Contributor onboarding

June 20, 2026 · View on GitHub

Use this checklist the first time you contribute to the repository or when refreshing a workstation. It complements the Quick start guidance in the root README with contributor-focused validation checks.

1. Confirm prerequisites

  1. Install Node.js 25.0.0 or newer. The workspace ships an .nvmrc; run nvm install followed by nvm use so local tooling matches CI.
  2. Ensure pnpm is available. Confirm versions with node -v and pnpm -v.
  3. Optional but recommended: install Husky Git hooks by keeping HUSKY unset. Set HUSKY=0 to bypass the hooks (for example, in ad-hoc CI jobs).

2. Install dependencies

git submodule update --init --recursive
nvm use
pnpm install

pnpm install installs the exact dependency graph captured in pnpm-lock.yaml. Use pnpm install only after verifying the lockfile is current.

Installation also regenerates the ignored local .agents/skills/repomix-reference-gmloop development skill. Once Husky is installed, merge pulls, rebase pulls, and branch checkouts keep that skill in sync with the current repository. Run pnpm run skill:repomix to refresh it manually when hooks are disabled with HUSKY=0.

3. Validate the workspace

Start with the baseline repository checks used in CI-style local validation:

pnpm run build:ts
pnpm run lint:quiet

Then run targeted suites for the workspace(s) you touched:

pnpm run test:parser
pnpm run test:format
pnpm run test:semantic
pnpm run test:cli
pnpm run test:transpiler
pnpm run test:runtime-wrapper
pnpm run test:refactor

Cross-module integration fixtures under test/fixtures/integration/ are root-level integration coverage and run only through pnpm run test.
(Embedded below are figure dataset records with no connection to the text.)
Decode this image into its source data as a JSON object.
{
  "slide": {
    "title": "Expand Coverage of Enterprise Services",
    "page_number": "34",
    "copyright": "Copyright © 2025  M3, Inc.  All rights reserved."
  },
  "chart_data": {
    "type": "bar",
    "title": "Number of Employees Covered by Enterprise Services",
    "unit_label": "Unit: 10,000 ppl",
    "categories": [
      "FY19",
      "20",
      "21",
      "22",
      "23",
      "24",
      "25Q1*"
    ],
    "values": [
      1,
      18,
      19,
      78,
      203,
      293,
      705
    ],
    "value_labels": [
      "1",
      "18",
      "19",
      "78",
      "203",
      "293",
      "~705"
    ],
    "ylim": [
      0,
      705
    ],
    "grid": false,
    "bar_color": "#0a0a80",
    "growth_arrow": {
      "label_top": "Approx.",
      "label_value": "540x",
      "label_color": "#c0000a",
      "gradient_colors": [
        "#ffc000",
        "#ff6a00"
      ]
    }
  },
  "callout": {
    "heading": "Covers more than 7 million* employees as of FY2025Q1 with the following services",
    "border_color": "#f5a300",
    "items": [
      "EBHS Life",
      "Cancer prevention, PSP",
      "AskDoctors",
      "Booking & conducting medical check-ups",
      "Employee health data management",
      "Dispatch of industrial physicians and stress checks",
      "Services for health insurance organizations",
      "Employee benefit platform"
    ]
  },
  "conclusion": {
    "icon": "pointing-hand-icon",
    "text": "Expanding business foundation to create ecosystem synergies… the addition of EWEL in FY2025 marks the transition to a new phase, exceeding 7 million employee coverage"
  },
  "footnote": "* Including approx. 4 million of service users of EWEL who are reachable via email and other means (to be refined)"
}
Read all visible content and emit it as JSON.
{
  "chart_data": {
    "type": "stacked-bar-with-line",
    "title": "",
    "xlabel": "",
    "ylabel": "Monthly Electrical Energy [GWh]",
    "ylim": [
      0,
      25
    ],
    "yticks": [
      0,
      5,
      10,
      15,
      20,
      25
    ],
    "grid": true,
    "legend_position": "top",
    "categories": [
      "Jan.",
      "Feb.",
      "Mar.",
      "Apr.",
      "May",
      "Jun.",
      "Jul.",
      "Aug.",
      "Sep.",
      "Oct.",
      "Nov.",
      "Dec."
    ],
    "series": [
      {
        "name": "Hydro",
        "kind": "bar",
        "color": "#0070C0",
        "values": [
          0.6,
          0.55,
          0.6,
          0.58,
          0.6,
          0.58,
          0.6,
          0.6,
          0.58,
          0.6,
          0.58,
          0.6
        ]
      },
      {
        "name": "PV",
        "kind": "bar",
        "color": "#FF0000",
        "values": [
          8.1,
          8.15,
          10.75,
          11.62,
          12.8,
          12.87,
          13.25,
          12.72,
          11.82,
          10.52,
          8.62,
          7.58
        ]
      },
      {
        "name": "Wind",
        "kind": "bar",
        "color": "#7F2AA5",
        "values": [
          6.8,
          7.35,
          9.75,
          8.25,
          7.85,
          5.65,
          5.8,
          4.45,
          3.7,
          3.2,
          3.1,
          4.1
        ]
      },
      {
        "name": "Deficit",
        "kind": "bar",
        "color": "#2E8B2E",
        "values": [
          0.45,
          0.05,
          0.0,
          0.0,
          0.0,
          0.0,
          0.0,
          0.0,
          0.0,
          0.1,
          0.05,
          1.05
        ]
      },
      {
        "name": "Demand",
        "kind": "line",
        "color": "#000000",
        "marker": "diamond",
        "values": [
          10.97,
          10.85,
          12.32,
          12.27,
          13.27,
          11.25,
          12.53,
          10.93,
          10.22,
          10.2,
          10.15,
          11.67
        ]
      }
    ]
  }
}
Fixtures under test/fixtures/, src/format/test/fixtures/, src/parser/test/**/*.gml, and src/lint/test/**/*.gml are golden—do not edit them unless you are intentionally changing formatter/parser/lint behavior and have explicit approval for fixture updates.

Use the fixture profiling commands when performance work touches fixture runners or adapters:

pnpm run test:performance
pnpm run test:fixtures:profile:deep-cpu

pnpm run test:performance is the standard fixture profile run; it already loads the fixture-profile-report harness alongside the per-workspace performance/perf test suites, so the previous test:fixtures:profile script is no longer a separate entry point.

Fixture profiling owns memory diagnostics. The generated reports/fixture-profile.json now includes per-fixture memory summaries alongside stage-level metrics, so there is no separate CLI memory benchmark command.

Both profiling commands use incremental TypeScript builds (tsc -b) so repeated profiling iterations avoid full clean rebuilds.

The deep CPU command now profiles batched fixture cases in a single pass and writes per-case failures to a JSON report consumed by the profile harness, avoiding an expensive fallback rerun of every case after the first batch error.

4. Sanity-check the formatter

Use these commands to verify the formatter wiring before experimenting on a GameMaker project:

pnpm run format:gml -- --help
pnpm run format:gml -- --check
pnpm run cli -- --help

The format:gml workspace script now pins the format subcommand so the help output spotlights formatter-specific flags. Pair it with the CLI wrapper reference when scripting automation, and fall back to pnpm run cli -- --help for the global command inventory. The global CLI help also notes that passing just a file or directory path runs the format command implicitly, which is useful for quick one-off formatting checks.

Before large structural changes, review docs/target-state.md to keep parser/core/format ownership boundaries and workspace API rules aligned with project expectations.

When you're ready to try the wrapper against a project, provide the target directory explicitly so the command has GameMaker sources to process:

pnpm run format:gml -- path/to/project

5. Explore supporting documentation

Check back with this document when you swap machines or return from a long break to stay aligned with the latest workflow expectations.